The function within ARIABuilder that implements its calculation is relatively simple: first, we have incorporated the parameters shown in the supplementary material of the referenced paper, with the appropriate indexing. These parameters associate the presence of certain bases in specific positions with previously defined weights, in addition to providing additional weights according to the GC content (one for high, and one for low) and a base sum value. Thus, after receiving an objective sequence to analyze, we separate the spacer from the adjacent context and calculate its GC content, in such a way that we choose the high-level parameter if it exceeds 0.5 and the low-level parameter otherwise.
Once the GC check is done, we modify the base score according to this criteria, and we begin to add the contribution of each of the positions, with their respective weights. After finishing, we pass the score the sum through the logistic function, and thus we obtain the final score, which is what we return: the more effective the target sequence, the closer the value will be to 1, and the lower the closer to 0.

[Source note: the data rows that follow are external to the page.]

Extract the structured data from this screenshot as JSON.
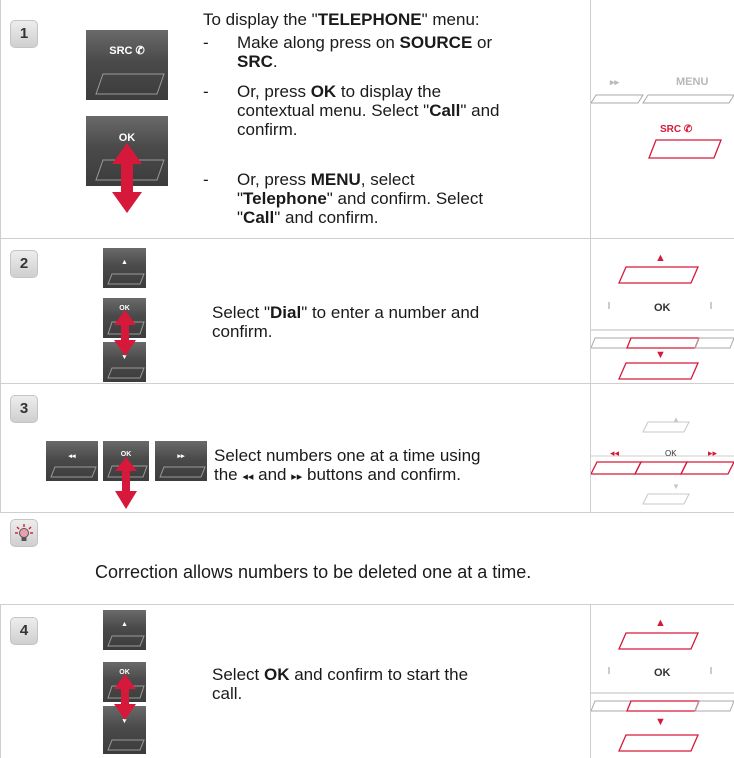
{
  "colors": {
    "accent_red": "#d6193a",
    "grid_line": "#cfcfcf",
    "button_dark": "#4a4a4a"
  },
  "step1": {
    "number": "1",
    "intro_pre": "To display the \"",
    "intro_bold": "TELEPHONE",
    "intro_post": "\" menu:",
    "bullets": [
      {
        "dash": "-",
        "l1_pre": "Make along press on ",
        "l1_b1": "SOURCE",
        "l1_mid": " or",
        "l2_b": "SRC",
        "l2_post": "."
      },
      {
        "dash": "-",
        "l1_pre": "Or, press ",
        "l1_b": "OK",
        "l1_post": " to display the",
        "l2_pre": "contextual menu. Select \"",
        "l2_b": "Call",
        "l2_post": "\" and",
        "l3": "confirm."
      },
      {
        "dash": "-",
        "l1_pre": "Or, press ",
        "l1_b": "MENU",
        "l1_post": ", select",
        "l2_pre": "\"",
        "l2_b": "Telephone",
        "l2_post": "\" and confirm. Select",
        "l3_pre": "\"",
        "l3_b": "Call",
        "l3_post": "\" and confirm."
      }
    ],
    "src_button_label": "SRC ✆",
    "ok_button_label": "OK",
    "panel": {
      "ff_label": "▸▸",
      "menu_label": "MENU",
      "src_label": "SRC ✆"
    }
  },
  "step2": {
    "number": "2",
    "text_pre": "Select \"",
    "text_b": "Dial",
    "text_post": "\" to enter a number and",
    "text_l2": "confirm.",
    "up_icon": "▲",
    "ok_label": "OK",
    "down_icon": "▼",
    "panel": {
      "ok_label": "OK",
      "up_icon": "▲",
      "down_icon": "▼"
    }
  },
  "step3": {
    "number": "3",
    "text_l1": "Select numbers one at a time using",
    "text_l2_a": "the ",
    "text_l2_rew": "◂◂",
    "text_l2_b": " and ",
    "text_l2_ff": "▸▸",
    "text_l2_c": " buttons and confirm.",
    "rew_label": "◂◂",
    "ok_label": "OK",
    "ff_label": "▸▸",
    "panel": {
      "ok_label": "OK",
      "up_icon": "▲",
      "down_icon": "▼",
      "rew_label": "◂◂",
      "ff_label": "▸▸"
    }
  },
  "tip": {
    "icon": "lightbulb-icon",
    "text": "Correction allows numbers to be deleted one at a time."
  },
  "step4": {
    "number": "4",
    "text_pre": "Select ",
    "text_b": "OK",
    "text_post": " and confirm to start the",
    "text_l2": "call.",
    "up_icon": "▲",
    "ok_label": "OK",
    "down_icon": "▼",
    "panel": {
      "ok_label": "OK",
      "up_icon": "▲",
      "down_icon": "▼"
    }
  }
}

Final target template selection
After having defined an evaluation mechanism, we select the best target for each sequence (if there is more than one). Now that each sequence presents only the best option that we have been able to find, we repeat this selection process at the level of each class, leaving only the N-best candidates. The selected candidates are then converted to the complementary sequence and transcribed into RNA.
Now, there will be N spacer templates for each of the N classes, so we have all the necessary components to build the NxN square matrix. To do this, a row is assigned to each mechanism, arranged in contiguous blocks for resistance, virulence, and promiscuity. Subsequently, one of the spacer templates is added to each of the cells in a row. The specific position is defined randomly, to avoid a biosensor effectiveness bias in the inference phase. Finally, a file is exported for each of the templates, showing the sequence of the spacer in question and names as the position of the cell it would occupy: the array has been generated.
Nevertheless, this whole approach is focused on the effectiveness of gRNA as a proof of concept, but we believe that it is necessary to put a strong emphasis on avoiding false positives and interference in our problem, and that is why we are currently studying how to incorporate Kengine to carry out a specificity analysis, in which we generate a score that rewards those templates that diverge the most from the rest.